History.--s. 7, ch. 26319, 1949; s. 1, ch. 28297, 1953; s. 1, ch. 61-276; s. 6, ch. 65-329; s. 4, ch. 68-119; s. 11, ch. 69-222; s. 123, ch. 71-136; s. 6, ch. 71-360; s. 7, ch. 83-297; s. 65, ch. 86-152; ss. 13, 85, ch. 87-6; s. 53, ch. 87-101; ss. 24, 25, ch. 87-548; s. 19, ch. 91-224; s. 1114, ch. 95-147; s. 8, ch. 97-99; s. 2, ch. 98-142; s. 18, ch. 99-208; s. 3, ch. 99-239.

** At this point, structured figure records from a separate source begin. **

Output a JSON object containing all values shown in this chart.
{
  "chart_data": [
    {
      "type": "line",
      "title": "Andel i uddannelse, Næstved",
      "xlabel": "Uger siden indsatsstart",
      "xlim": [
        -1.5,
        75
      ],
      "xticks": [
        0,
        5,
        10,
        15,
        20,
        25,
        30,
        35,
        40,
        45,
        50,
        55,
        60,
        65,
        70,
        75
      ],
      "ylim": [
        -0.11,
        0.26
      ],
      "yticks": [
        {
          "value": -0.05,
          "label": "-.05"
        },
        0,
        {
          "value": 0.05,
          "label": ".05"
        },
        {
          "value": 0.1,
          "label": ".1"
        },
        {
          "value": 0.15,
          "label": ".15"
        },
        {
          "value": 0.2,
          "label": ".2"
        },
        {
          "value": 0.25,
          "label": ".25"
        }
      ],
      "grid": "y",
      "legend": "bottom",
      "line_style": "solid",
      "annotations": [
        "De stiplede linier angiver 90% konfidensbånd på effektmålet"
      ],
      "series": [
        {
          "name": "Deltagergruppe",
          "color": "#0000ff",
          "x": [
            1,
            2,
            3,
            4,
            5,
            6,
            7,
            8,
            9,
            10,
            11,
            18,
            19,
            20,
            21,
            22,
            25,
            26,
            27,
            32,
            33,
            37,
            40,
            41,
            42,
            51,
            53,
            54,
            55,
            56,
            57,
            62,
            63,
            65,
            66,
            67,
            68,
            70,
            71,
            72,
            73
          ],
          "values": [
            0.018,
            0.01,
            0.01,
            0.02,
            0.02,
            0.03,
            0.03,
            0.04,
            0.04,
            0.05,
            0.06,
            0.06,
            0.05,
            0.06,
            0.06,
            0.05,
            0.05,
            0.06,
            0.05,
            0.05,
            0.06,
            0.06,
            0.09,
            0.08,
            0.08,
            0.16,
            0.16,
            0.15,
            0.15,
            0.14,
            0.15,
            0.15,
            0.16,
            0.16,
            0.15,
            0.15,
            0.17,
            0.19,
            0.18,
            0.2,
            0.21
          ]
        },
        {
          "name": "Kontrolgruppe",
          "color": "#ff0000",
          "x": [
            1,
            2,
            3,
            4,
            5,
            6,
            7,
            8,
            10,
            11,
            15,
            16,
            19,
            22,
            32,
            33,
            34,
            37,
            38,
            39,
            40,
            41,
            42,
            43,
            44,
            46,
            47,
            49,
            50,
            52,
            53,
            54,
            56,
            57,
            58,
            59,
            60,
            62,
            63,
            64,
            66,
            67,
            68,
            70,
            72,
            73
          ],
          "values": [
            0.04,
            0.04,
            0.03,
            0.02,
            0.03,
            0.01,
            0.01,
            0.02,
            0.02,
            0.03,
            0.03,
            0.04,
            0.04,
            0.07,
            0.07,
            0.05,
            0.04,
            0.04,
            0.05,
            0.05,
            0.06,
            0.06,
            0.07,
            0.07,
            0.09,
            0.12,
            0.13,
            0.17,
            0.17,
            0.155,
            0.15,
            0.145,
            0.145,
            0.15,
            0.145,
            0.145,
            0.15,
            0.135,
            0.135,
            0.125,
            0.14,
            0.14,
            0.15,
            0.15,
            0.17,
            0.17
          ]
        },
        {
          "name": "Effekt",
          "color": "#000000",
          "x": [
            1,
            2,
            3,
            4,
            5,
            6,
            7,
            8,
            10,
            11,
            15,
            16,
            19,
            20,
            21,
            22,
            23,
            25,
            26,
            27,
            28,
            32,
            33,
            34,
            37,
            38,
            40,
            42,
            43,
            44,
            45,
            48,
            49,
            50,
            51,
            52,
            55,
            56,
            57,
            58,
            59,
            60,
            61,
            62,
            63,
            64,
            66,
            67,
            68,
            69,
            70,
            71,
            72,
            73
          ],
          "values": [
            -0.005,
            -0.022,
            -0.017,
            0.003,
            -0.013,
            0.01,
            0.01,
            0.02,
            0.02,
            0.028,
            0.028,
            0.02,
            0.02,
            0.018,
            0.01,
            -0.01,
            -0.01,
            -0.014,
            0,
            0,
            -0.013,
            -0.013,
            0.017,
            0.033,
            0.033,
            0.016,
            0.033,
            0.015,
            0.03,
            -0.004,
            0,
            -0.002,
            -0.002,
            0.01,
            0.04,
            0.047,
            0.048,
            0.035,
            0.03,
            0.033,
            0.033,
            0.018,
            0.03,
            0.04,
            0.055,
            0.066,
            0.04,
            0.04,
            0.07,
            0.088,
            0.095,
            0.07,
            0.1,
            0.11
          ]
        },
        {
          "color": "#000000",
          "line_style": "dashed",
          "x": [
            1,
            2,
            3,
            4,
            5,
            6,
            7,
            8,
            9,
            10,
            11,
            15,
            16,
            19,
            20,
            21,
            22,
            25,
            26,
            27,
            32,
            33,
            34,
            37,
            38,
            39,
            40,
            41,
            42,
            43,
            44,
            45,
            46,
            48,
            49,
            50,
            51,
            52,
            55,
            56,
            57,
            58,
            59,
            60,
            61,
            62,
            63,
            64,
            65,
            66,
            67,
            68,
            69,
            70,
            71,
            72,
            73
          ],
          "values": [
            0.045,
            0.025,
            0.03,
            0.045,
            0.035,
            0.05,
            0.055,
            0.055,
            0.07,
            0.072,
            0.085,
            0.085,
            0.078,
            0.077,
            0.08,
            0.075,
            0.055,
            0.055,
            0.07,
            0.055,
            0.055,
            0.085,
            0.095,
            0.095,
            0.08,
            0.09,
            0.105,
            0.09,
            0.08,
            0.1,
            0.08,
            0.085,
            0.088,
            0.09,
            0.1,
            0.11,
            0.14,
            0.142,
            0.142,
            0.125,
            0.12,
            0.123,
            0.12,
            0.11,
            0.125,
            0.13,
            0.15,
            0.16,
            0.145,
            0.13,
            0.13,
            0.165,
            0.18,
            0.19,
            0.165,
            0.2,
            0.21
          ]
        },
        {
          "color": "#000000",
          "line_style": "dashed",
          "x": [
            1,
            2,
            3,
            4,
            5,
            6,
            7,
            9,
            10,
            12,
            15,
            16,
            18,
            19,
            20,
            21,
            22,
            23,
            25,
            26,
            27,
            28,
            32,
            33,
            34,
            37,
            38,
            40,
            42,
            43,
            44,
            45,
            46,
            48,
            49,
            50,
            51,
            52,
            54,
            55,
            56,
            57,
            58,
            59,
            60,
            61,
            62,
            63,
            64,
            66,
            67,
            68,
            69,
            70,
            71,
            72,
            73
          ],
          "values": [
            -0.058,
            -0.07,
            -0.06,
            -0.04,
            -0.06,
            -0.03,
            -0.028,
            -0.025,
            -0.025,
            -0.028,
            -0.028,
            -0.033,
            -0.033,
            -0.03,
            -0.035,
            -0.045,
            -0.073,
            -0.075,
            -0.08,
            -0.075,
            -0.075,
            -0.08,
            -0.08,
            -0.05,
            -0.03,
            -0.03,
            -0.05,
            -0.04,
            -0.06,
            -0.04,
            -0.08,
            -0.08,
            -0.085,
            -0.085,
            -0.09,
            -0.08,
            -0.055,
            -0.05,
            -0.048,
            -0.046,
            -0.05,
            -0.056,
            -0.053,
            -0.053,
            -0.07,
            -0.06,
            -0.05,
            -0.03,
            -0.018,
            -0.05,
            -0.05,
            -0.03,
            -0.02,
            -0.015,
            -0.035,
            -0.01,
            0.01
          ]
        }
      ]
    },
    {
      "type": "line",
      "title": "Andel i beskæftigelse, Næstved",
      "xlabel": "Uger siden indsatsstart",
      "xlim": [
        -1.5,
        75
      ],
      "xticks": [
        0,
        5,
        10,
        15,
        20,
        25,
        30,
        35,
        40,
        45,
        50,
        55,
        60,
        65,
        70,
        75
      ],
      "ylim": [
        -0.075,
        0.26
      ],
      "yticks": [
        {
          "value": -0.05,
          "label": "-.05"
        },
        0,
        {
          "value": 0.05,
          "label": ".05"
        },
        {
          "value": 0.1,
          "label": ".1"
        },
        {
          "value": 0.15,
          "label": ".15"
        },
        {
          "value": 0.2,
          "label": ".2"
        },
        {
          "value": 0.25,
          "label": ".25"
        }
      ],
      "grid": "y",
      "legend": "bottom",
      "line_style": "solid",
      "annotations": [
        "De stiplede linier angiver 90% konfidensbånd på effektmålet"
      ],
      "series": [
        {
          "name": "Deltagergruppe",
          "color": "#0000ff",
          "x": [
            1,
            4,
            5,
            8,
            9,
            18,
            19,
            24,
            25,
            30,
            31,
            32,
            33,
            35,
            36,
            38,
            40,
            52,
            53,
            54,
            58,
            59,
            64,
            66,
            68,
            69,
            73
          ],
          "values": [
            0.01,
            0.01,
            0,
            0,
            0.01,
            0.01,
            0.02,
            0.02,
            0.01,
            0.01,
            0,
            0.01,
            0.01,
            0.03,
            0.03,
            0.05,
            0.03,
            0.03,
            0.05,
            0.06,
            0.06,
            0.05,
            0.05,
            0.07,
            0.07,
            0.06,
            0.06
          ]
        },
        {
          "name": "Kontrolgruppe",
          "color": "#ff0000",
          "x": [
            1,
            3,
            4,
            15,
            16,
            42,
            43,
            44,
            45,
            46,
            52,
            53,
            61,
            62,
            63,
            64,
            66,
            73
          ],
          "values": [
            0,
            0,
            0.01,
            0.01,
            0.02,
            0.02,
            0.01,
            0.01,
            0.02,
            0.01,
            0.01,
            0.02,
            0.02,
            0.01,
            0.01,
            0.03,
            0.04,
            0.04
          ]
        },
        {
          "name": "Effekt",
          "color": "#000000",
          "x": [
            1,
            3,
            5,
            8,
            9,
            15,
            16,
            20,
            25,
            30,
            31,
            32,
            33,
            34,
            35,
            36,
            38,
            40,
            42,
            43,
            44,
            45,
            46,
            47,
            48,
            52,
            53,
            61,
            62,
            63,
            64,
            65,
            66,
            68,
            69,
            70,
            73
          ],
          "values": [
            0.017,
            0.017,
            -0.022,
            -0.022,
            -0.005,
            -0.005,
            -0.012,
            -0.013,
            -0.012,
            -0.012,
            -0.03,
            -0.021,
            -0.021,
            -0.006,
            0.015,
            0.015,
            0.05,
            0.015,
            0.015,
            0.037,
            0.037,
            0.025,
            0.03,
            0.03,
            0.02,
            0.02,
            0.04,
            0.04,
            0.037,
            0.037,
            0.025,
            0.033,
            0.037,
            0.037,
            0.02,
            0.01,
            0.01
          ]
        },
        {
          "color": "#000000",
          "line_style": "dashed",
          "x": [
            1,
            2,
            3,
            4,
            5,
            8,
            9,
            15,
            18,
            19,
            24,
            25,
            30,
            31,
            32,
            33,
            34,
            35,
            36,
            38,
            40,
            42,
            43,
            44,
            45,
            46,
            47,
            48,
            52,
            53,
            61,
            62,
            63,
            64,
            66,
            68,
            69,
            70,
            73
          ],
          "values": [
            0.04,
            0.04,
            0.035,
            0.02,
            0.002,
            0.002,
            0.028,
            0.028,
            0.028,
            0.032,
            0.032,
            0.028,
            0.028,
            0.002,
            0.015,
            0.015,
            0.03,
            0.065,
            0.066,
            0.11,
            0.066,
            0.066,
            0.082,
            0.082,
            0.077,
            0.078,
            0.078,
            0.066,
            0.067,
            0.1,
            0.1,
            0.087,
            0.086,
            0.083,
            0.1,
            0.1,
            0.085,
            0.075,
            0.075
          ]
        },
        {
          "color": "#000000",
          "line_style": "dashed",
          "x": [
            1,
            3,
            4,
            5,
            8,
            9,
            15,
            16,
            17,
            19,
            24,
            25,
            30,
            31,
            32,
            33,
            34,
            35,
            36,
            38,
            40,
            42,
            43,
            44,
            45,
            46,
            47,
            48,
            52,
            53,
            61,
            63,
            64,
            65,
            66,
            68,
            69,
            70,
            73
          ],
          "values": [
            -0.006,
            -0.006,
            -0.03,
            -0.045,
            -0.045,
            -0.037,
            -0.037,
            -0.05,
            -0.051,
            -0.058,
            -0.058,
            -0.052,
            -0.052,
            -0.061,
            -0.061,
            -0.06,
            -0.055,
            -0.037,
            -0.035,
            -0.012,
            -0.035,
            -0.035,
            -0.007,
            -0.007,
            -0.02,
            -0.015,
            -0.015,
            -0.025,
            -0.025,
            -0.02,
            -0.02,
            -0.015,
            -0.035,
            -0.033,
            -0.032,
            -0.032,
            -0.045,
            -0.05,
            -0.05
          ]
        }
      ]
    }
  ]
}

1Note.--Section 18, ch. 99-208, and s. 3, ch. 99-239, amended paragraph (1)(b), effective February 1, 2000, to read:

(b)  A resale must be in strict compliance with s. 212.18 and the rules and regulations, and any dealer who makes a sale for resale which is not in strict compliance with s. 212.18 and the rules and regulations shall himself or herself be liable for and pay the tax. Any dealer who makes a sale for resale shall document the exempt nature of the transaction, as established by rules promulgated by the department, by retaining a copy of the purchaser's resale certificate. In lieu of maintaining a copy of the certificate, a dealer may document, prior to the time of sale, an authorization number provided telephonically or electronically by the department, or by such other means established by rule of the department. The department 2shall adopt rules that provide that, for purchasers who purchase on account from a dealer on a continual basis, the dealer may rely on a resale certificate issued pursuant to s. 212.18(3)(c), valid at the time of receipt from the purchaser, without seeking annual verification of the resale certificate. A dealer may, through the informal protest provided for in s. 213.21 and the rules of the Department of Revenue, provide the department with evidence of the exempt status of a sale. Consumer certificates of exemption executed by those exempt entities that were registered with the department at the time of sale, resale certificates provided by purchasers who were active dealers at the time of sale, and verification by the department of a purchaser's active dealer status at the time of sale in lieu of a resale certificate shall be accepted by the department when submitted during the protest period, but may not be accepted in any proceeding under chapter 120 or any circuit court action instituted under chapter 72.

2Note.--As amended by s. 18, ch. 99-208. The amendment by s. 3, ch. 99-239, used the word "may."